I met Betty Friedan some 30 yearsafter she published her ground-breaking book The Feminine Mystique (1963), which challenged the long-held notion that “a mother’s place is in the home.” I asked her what she thought of my being an at-home mother. Three times she did not hear my question but when she finally did, retorted, “Oh, I thought you said you were an asshole mother!” After clarifying my mothering competence and question, she suggested that “perhaps in time I would want to rejoin the workforce.” Employment, in Freidan’s eyes, afforded fulfillment. I wasn’t so sure. Did she really mean fulfillment for all mothers?

Friedan’s answer astonished and perplexed me. At the same time, I was immensely pleased because it confirmed to me that my dissertation topic—employed and at-home mothers—was indeed a subject worthy of study.

On the day my first child was born I became an at-home mother. I loved being at home with my children. But all was not bliss. When I was at social gatherings with my husband when someone would ask me what I did—meaning what important employment I had— they completely lost interest—they dismissed me. Some literally turned their backs on me! I was hurt. I was furious.   Why did I suddenly not count? Were at-home mothers different from employed mothers?

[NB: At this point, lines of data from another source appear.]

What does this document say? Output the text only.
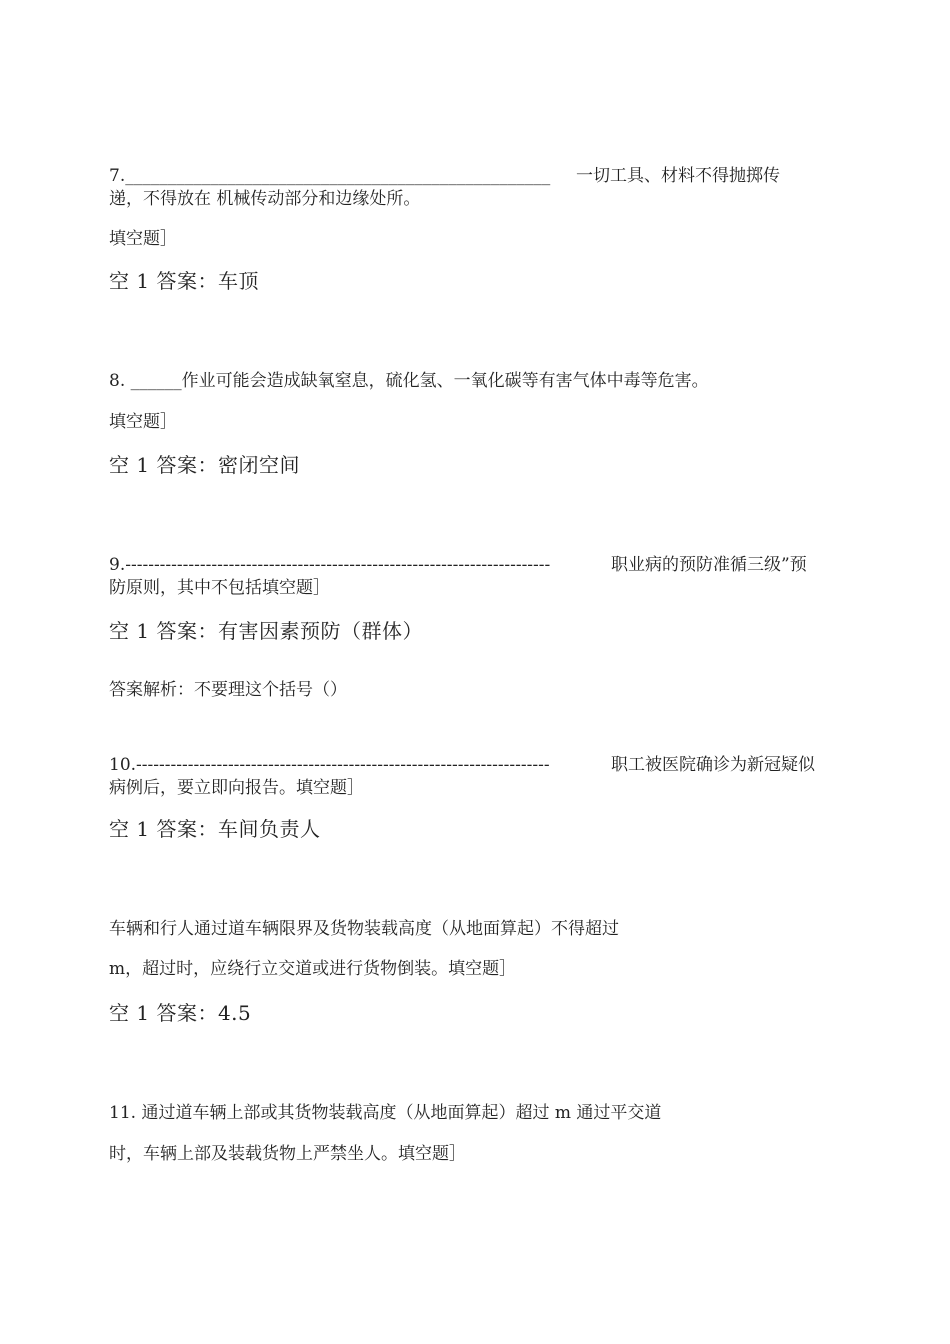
7.__________________________________________________ 一切工具、材料不得抛掷传
递，不得放在 机械传动部分和边缘处所。
填空题］
空 1 答案：车顶
8. ______作业可能会造成缺氧窒息，硫化氢、一氧化碳等有害气体中毒等危害。
填空题］
空 1 答案：密闭空间
9.--------------------------------------------------------------------------	职业病的预防准循三级”预
防原则，其中不包括填空题］
空 1 答案：有害因素预防（群体）
答案解析：不要理这个括号（）
10.------------------------------------------------------------------------	职工被医院确诊为新冠疑似
病例后，要立即向报告。填空题］
空 1 答案：车间负责人
车辆和行人通过道车辆限界及货物装载高度（从地面算起）不得超过
m，超过时，应绕行立交道或进行货物倒装。填空题］
空 1 答案：4.5
11. 通过道车辆上部或其货物装载高度（从地面算起）超过 m 通过平交道
时，车辆上部及装载货物上严禁坐人。填空题］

Striving to find an answer, I wrote my dissertation ” Employed and At-Home Mothers: A Comparison of Gender-Related Character Traits and Psychological Rewards Derived from Work.” Fourteen years later (2008) I went back to these same mothers. More than 60% of them (123) participated in my follow-up study about their experiences and perceptions regarding employment decisions and efforts to grow their children, marriage and themselves as independent adults. Their responses and heart felt comments drive “The Roads Taken.”